Businesses Seek Redress After Chinese Plastics Trading Platform Exposes Prepayment Risks

By Michael Zhuang
Michael Zhuang
Michael Zhuang
Michael Zhuang is a contributor to The Epoch Times with a focus on China-related topics.
April 24, 2026Updated: April 24, 2026

What began as a seemingly reliable sourcing platform for China’s plastics industry has unraveled into one of the sector’s largest financial crises, leaving hundreds of companies scrambling to recover funds, according to business owners who spoke to The Epoch Times.

In recent days, business owners from across China have gathered outside offices linked to the platform, Jinsubao, demanding answers after payments allegedly stopped and deliveries failed. Many say they are no longer seeking profits, only the return of their original funds.

On April 17, hundreds of buyers from across the country gathered in Tianjin, China, where the company operates. On April 20, dozens more gathered in Shanghai.

Lu Junjie, who runs a nonwoven fabric factory in Beijing, traveled to Tianjin to join the protest. His factory, with nearly 50 employees, has been conducting business mostly with Jinsubao for nearly three years, and he described a subdued scene to The Epoch Times.

“There was no shouting or chaos,” he said. “Everyone just wants to know where the money went and when it will be repaid.”

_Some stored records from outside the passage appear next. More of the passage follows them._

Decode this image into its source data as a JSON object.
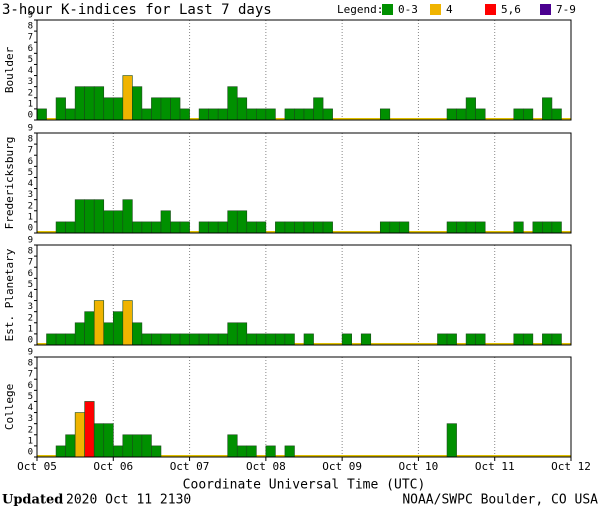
{
  "chart_data": {
    "type": "bar",
    "title": "3-hour K-indices for Last 7 days",
    "legend_title": "Legend:",
    "legend": [
      {
        "label": "0-3",
        "color": "#009000"
      },
      {
        "label": "4",
        "color": "#f0b400"
      },
      {
        "label": "5,6",
        "color": "#ff0000"
      },
      {
        "label": "7-9",
        "color": "#4b0090"
      }
    ],
    "xlabel": "Coordinate Universal Time (UTC)",
    "x_ticks": [
      "Oct 05",
      "Oct 06",
      "Oct 07",
      "Oct 08",
      "Oct 09",
      "Oct 10",
      "Oct 11",
      "Oct 12"
    ],
    "ylim": [
      0,
      9
    ],
    "yticks": [
      0,
      1,
      2,
      3,
      4,
      5,
      6,
      7,
      8,
      9
    ],
    "panels": [
      {
        "name": "Boulder",
        "values": [
          1,
          0,
          2,
          1,
          3,
          3,
          3,
          2,
          2,
          4,
          3,
          1,
          2,
          2,
          2,
          1,
          0,
          1,
          1,
          1,
          3,
          2,
          1,
          1,
          1,
          0,
          1,
          1,
          1,
          2,
          1,
          0,
          0,
          0,
          0,
          0,
          1,
          0,
          0,
          0,
          0,
          0,
          0,
          1,
          1,
          2,
          1,
          0,
          0,
          0,
          1,
          1,
          0,
          2,
          1,
          0
        ]
      },
      {
        "name": "Fredericksburg",
        "values": [
          0,
          0,
          1,
          1,
          3,
          3,
          3,
          2,
          2,
          3,
          1,
          1,
          1,
          2,
          1,
          1,
          0,
          1,
          1,
          1,
          2,
          2,
          1,
          1,
          0,
          1,
          1,
          1,
          1,
          1,
          1,
          0,
          0,
          0,
          0,
          0,
          1,
          1,
          1,
          0,
          0,
          0,
          0,
          1,
          1,
          1,
          1,
          0,
          0,
          0,
          1,
          0,
          1,
          1,
          1,
          0
        ]
      },
      {
        "name": "Est. Planetary",
        "values": [
          0,
          1,
          1,
          1,
          2,
          3,
          4,
          2,
          3,
          4,
          2,
          1,
          1,
          1,
          1,
          1,
          1,
          1,
          1,
          1,
          2,
          2,
          1,
          1,
          1,
          1,
          1,
          0,
          1,
          0,
          0,
          0,
          1,
          0,
          1,
          0,
          0,
          0,
          0,
          0,
          0,
          0,
          1,
          1,
          0,
          1,
          1,
          0,
          0,
          0,
          1,
          1,
          0,
          1,
          1,
          0
        ]
      },
      {
        "name": "College",
        "values": [
          0,
          0,
          1,
          2,
          4,
          5,
          3,
          3,
          1,
          2,
          2,
          2,
          1,
          0,
          0,
          0,
          0,
          0,
          0,
          0,
          2,
          1,
          1,
          0,
          1,
          0,
          1,
          0,
          0,
          0,
          0,
          0,
          0,
          0,
          0,
          0,
          0,
          0,
          0,
          0,
          0,
          0,
          0,
          3,
          0,
          0,
          0,
          0,
          0,
          0,
          0,
          0,
          0,
          0,
          0,
          0
        ]
      }
    ]
  },
  "footer": {
    "updated_label": "Updated",
    "updated": "2020 Oct 11 2130",
    "credit": "NOAA/SWPC Boulder, CO USA"
  }
}
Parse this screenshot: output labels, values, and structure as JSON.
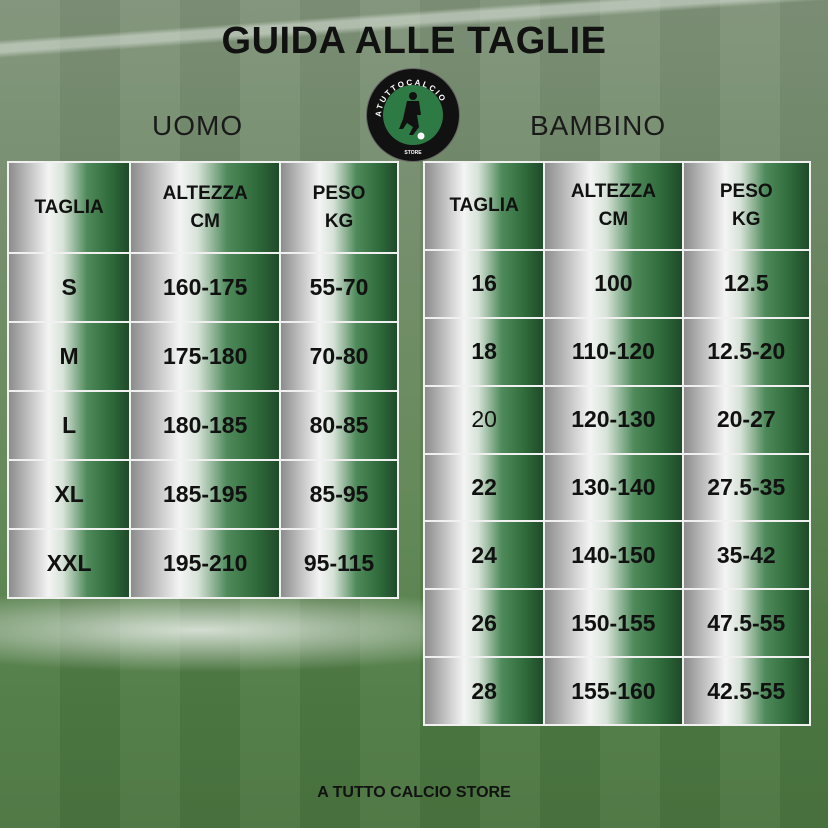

Police and local officials were present, he said. Chinese authorities have not publicly commented, but participants were told preliminary results could take up to two months. Few are optimistic.

“The amount involved is too large. I don’t think it can be fully resolved,” Lu said. “Most companies just want their principal back. We’re not even asking for profit.”

According to its website, Jinsubao positioned itself as a big-data-driven platform connecting more than 10,000 manufacturers with logistics networks.

The platform attracted customers with below-market prices. The model came with a critical condition: full upfront payment, with delivery delayed by a month or more.

“At first it seemed like a good deal,” Lu said. “We would purchase two to three million yuan [approx. US$290,000–440,000] worth of goods every month. That was normal.”

Over time, as companies increased order volumes, large sums of capital accumulated on the platform. That structure—low prices combined with full prepayment and delayed delivery—left buyers exposed when shipments stopped, according to the business owners.

Around the Lunar New Year in February, many businesses placed large orders to stock inventory. As delivery dates approached, shipments failed to materialize.

“When the delivery date came, nothing was shipped,” Lu said. “Then, the sales staff told customers to come to the office. When we got there, we saw many others waiting. That’s when we realized deliveries had stopped entirely.”

Some customers said the platform issued written promises to deliver goods in batches, but none were fulfilled.

“It was just a way to buy time,” Chen Meijuan, who runs a small trading company in Zhejiang with seven employees, told The Epoch Times. “For a small factory like ours, this is like a disaster. It’s basically a year of work gone.”

The cause of the problems remains unclear, but many affected businesses point to the same explanation: failed futures trading.

The Epoch Times reached out to Jinsubao for comment but did not receive a response by publication time.

According to Lu, the platform used prepaid funds to speculate in commodities markets. Profits would have been used to purchase raw materials and fulfill orders. If trades went wrong, the company would be unable to buy goods at rising market prices.

“There are claims they lost money in futures, and at the same time, raw material prices went up,” Chen said. “They were losing on both sides.”

Chen is connected to around 500 other protesting business owners via online chat groups, and has estimated that “the total amount may exceed 2 billion yuan [$293 million].”

Ripple Effects Across Supply Chain

Lu estimates that in northern China alone, about 1 billion yuan [US$147 million] is tied up with the platform, involving roughly 70,000 tons of undelivered goods and around 150 companies.

“These funds aren’t just ours—they include deposits from our own customers,” Lu said. “If we can’t recover them, our own cash flow will break.”

The fallout is spreading beyond the alleged victims. His factory is now running at reduced capacity.

“[We’re] not making money, but we still have to keep machines running,” he said, noting that shutting down entirely could cause even greater losses due to high restart costs.

Meanwhile, raw material prices have surged, further squeezing margins.

Chen said her company has effectively halted production. Already struggling with declining export orders amid U.S.–China trade tensions, the additional losses could push some businesses into bankruptcy.

Tax complications have added to the pressure. Since many transactions were conducted through official accounts with tax included, companies now face accounting discrepancies: payments were made, but no goods or invoices were received.

As hopes of recovering shipments fade, many affected businesses have shifted their focus.

“If the money is gone, the platform must be held responsible,” Chen said.

Jinsubao’s case is not an isolated one in China.

In recent years, high-profile failures in real estate and trust products have left investors and businesses exposed. Earlier waves of peer-to-peer lending platform collapses have wiped out savings for millions.

Against that backdrop, Chen’s words capture a growing sense of frustration.

“There’s nowhere to turn,” she said. “No one is answering.”

Li Jing and Gu Xiaohua contributed to this report.